Search code examples
rlistdirectory-structure

R - how to get a multi-level list using list.files


I have a folder structure like this:

- ConditionA
     - Subcondition1
          - data1.Rds
          - data2.Rds
     - Subcondition2
          - data1.Rds
          - data2.Rds
- ConditionB
     - Subcondition1
          - data1.Rds
          - data2.Rds
     - Subcondition2
          - data1.Rds
          - data2.Rds

Using the list.files(recursive = T, full.names = T) gives the following:

"./ConditionA/Subcondition1/data1.Rds"
"./ConditionA/Subcondition1/data2.Rds"
"./ConditionA/Subcondition2/data1.Rds"
"./ConditionA/Subcondition2/data2.Rds"
"./ConditionB/Subcondition1/data1.Rds"
"./ConditionB/Subcondition1/data2.Rds"
"./ConditionB/Subcondition2/data1.Rds"
"./ConditionB/Subcondition2/data2.Rds"

However, what I want instead is a list of lists representing the nested folder structure. The list should be identical to this one I will construct manually here:

sublist1 <- list("data1.Rds", "data2.Rds")
sublist2 <- list("data1.Rds", "data2.Rds")
sublist3 <- list("data1.Rds", "data2.Rds")
sublist4 <- list("data1.Rds", "data2.Rds")

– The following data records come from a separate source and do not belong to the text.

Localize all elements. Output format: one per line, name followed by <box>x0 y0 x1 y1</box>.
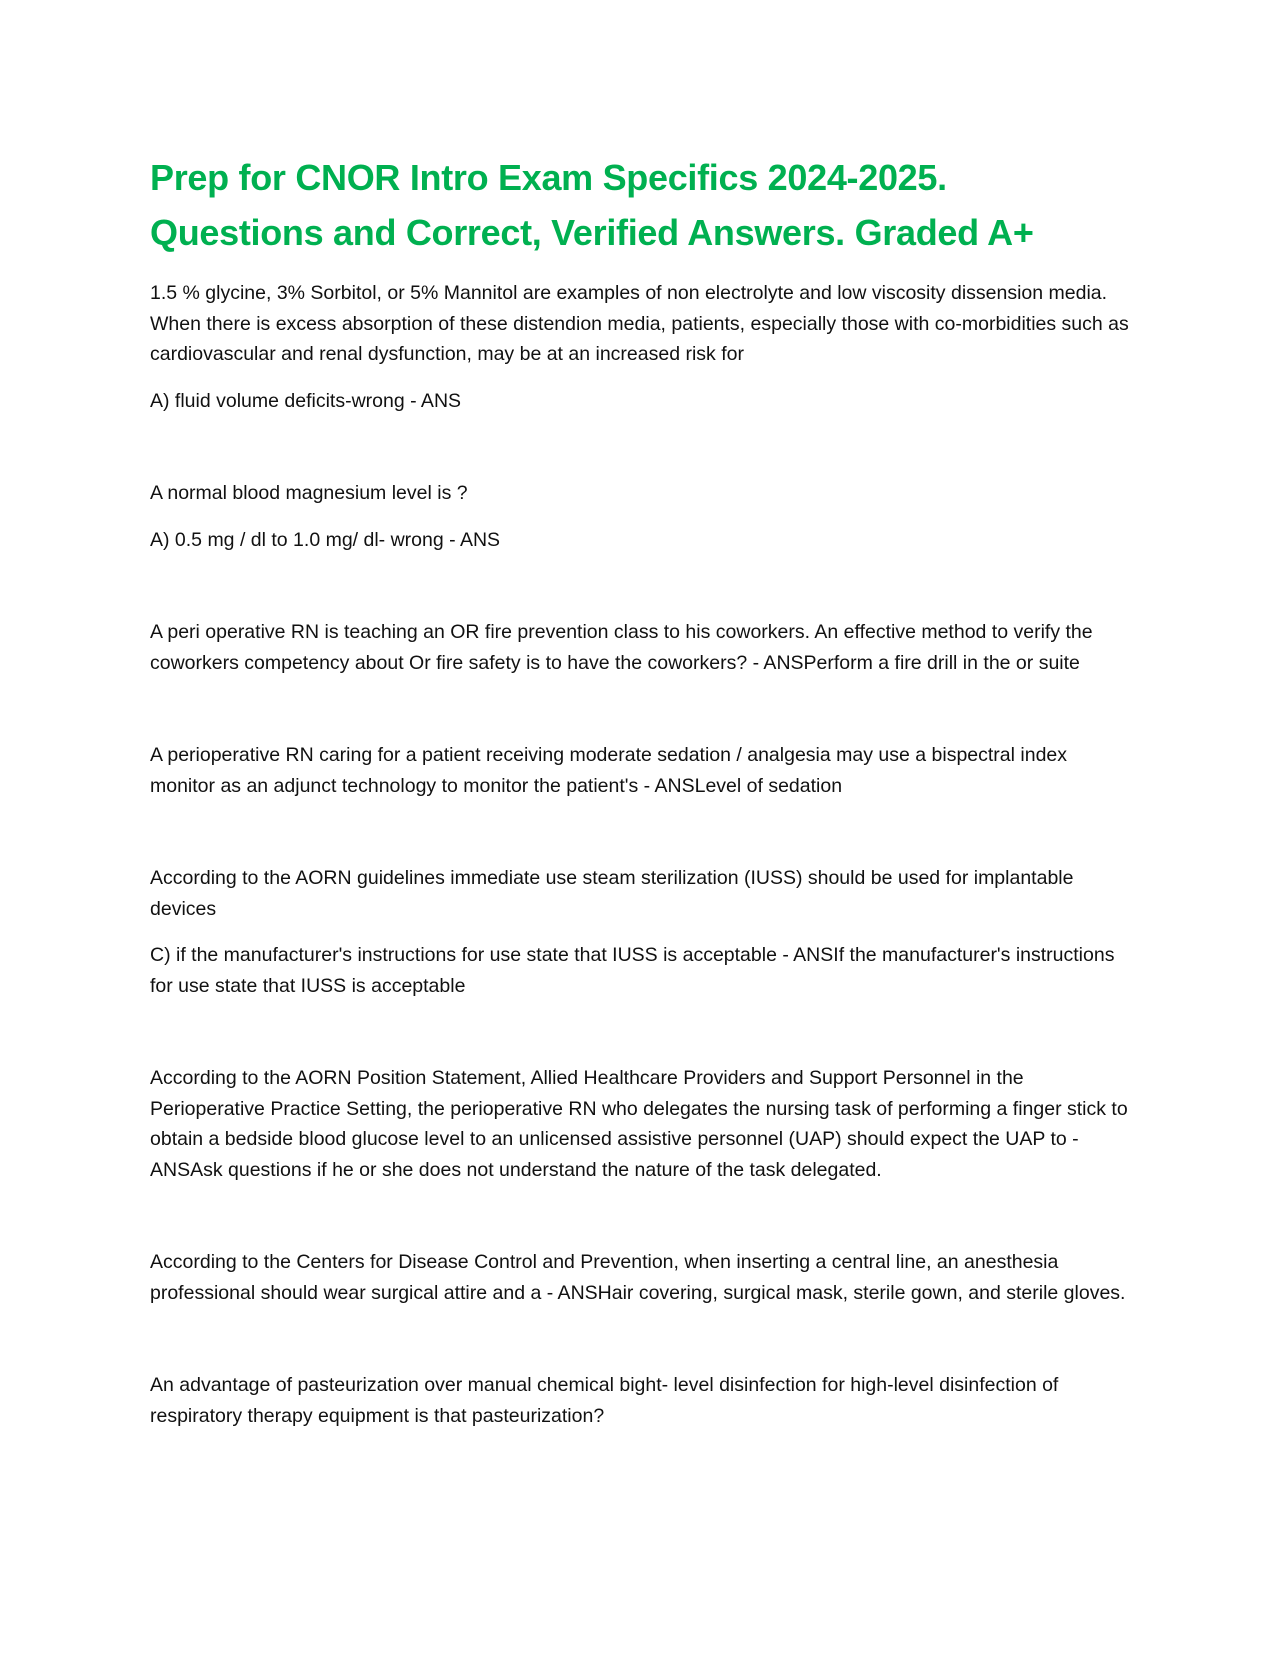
question-paragraph: An advantage of pasteurization over manual chemical bight- level disinfection for high-level disinfection of respiratory therapy equipment is that pasteurization? <box>150 1374 1059 1427</box>
spacer <box>150 1324 1135 1370</box>
question-paragraph: A perioperative RN caring for a patient receiving moderate sedation / analgesia may use a bispectral index monitor as an adjunct technology to monitor the patient's - ANSLevel of sedation <box>150 744 1068 797</box>
spacer <box>150 694 1135 740</box>
spacer <box>150 1017 1135 1063</box>
document-page <box>150 150 1135 1447</box>
question-paragraph: A normal blood magnesium level is ? <box>150 482 468 504</box>
answer-paragraph: C) if the manufacturer's instructions for use state that IUSS is acceptable - ANSIf the manufacturer's instructions for use state that IUSS is acceptable <box>150 944 1115 997</box>
title-line-2: Questions and Correct, Verified Answers. Graded A+ <box>150 212 1034 253</box>
document-title <box>150 150 1135 260</box>
question-paragraph: According to the AORN Position Statement, Allied Healthcare Providers and Support Personnel in the Perioperative Practice Setting, the perioperative RN who delegates the nursing task of performing a finger stick to obtain a bedside blood glucose level to an unlicensed assistive personnel (UAP) should expect the UAP to - ANSAsk questions if he or she does not understand the nature of the task delegated. <box>150 1067 1128 1181</box>
question-paragraph: A peri operative RN is teaching an OR fire prevention class to his coworkers. An effective method to verify the coworkers competency about Or fire safety is to have the coworkers? - ANSPerform a fire drill in the or suite <box>150 621 1093 674</box>
answer-paragraph: A) 0.5 mg / dl to 1.0 mg/ dl- wrong - ANS <box>150 528 501 551</box>
question-paragraph: 1.5 % glycine, 3% Sorbitol, or 5% Mannitol are examples of non electrolyte and low viscosity dissension media. When there is excess absorption of these distendion media, patients, especially those with co-morbidities such as cardiovascular and renal dysfunction, may be at an increased risk for <box>150 282 1129 365</box>
question-paragraph: According to the Centers for Disease Control and Prevention, when inserting a central line, an anesthesia professional should wear surgical attire and a - ANSHair covering, surgical mask, sterile gown, and sterile gloves. <box>150 1251 1126 1304</box>
spacer <box>150 571 1135 617</box>
spacer <box>150 432 1135 478</box>
spacer <box>150 817 1135 863</box>
spacer <box>150 1201 1135 1247</box>
answer-paragraph: A) fluid volume deficits-wrong - ANS <box>150 389 462 412</box>
title-line-1: Prep for CNOR Intro Exam Specifics 2024-2025. <box>150 157 947 198</box>
question-paragraph: According to the AORN guidelines immediate use steam sterilization (IUSS) should be used for implantable devices <box>150 867 1074 920</box>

sublist5 <- list(sublist1, sublist2)
names(sublist5) <- c("Condition1", "Condition2")

sublist6 <- list(sublist3, sublist4)
names(sublist6) <- c("Condition1", "Condition2")

final_list <- list(sublist5, sublist6)
names(final_list) <- c("ConditionA", "ConditionB")

Let's see:

final_list

Gives the output:

$ConditionA
$ConditionA$Condition1
$ConditionA$Condition1[[1]]
[1] "data1.Rds"

$ConditionA$Condition1[[2]]
[1] "data2.Rds"


$ConditionA$Condition2
$ConditionA$Condition2[[1]]
[1] "data1.Rds"

$ConditionA$Condition2[[2]]
[1] "data2.Rds"



$ConditionB
$ConditionB$Condition1
$ConditionB$Condition1[[1]]
[1] "data1.Rds"

$ConditionB$Condition1[[2]]
[1] "data2.Rds"


$ConditionB$Condition2
$ConditionB$Condition2[[1]]
[1] "data1.Rds"

$ConditionB$Condition2[[2]]
[1] "data2.Rds"

How can I achieve this to be automated instead of constructing the list manually?


Solution

  • A fun exercise is to do this with a recursive function.

    fun <- function(L) {
      len1 <- lengths(L) == 1
      c(
        L[len1],
        if (any(!len1)) lapply(
          split(lapply(L[!len1], `[`, -1), sapply(L[!len1], `[[`, 1)),
          fun)
      )
    }
    

    Using a similar tree hierarchy:

    list.files(recursive = TRUE, full.names = TRUE)
    # [1] "./ConditionA/Subcondition1/data1.Rds" "./ConditionA/Subcondition1/data2.Rds" "./ConditionA/Subcondition2/data1.Rds"
    # [4] "./ConditionA/Subcondition2/data2.Rds" "./ConditionB/Subcondition1/data1.Rds" "./ConditionB/Subcondition1/data2.Rds"
    # [7] "./ConditionB/Subcondition2/data1.Rds" "./ConditionB/Subcondition2/data2.Rds"
    

    We can do this:

    list.files(recursive = TRUE, full.names = TRUE) |>
      sub("^\\./", "", x = _) |>
      # optional? just stripping the leading "./"
      strsplit("/") |>
      fun() |>
      str()
    # List of 2
    #  $ ConditionA:List of 2
    #   ..$ Subcondition1:List of 2
    #   .. ..$ : chr "data1.Rds"
    #   .. ..$ : chr "data2.Rds"
    #   ..$ Subcondition2:List of 2
    #   .. ..$ : chr "data1.Rds"
    #   .. ..$ : chr "data2.Rds"
    #  $ ConditionB:List of 2
    #   ..$ Subcondition1:List of 2
    #   .. ..$ : chr "data1.Rds"
    #   .. ..$ : chr "data2.Rds"
    #   ..$ Subcondition2:List of 2
    #   .. ..$ : chr "data1.Rds"
    #   .. ..$ : chr "data2.Rds"
    

    (The same output, but compactified with str() for presentation here.)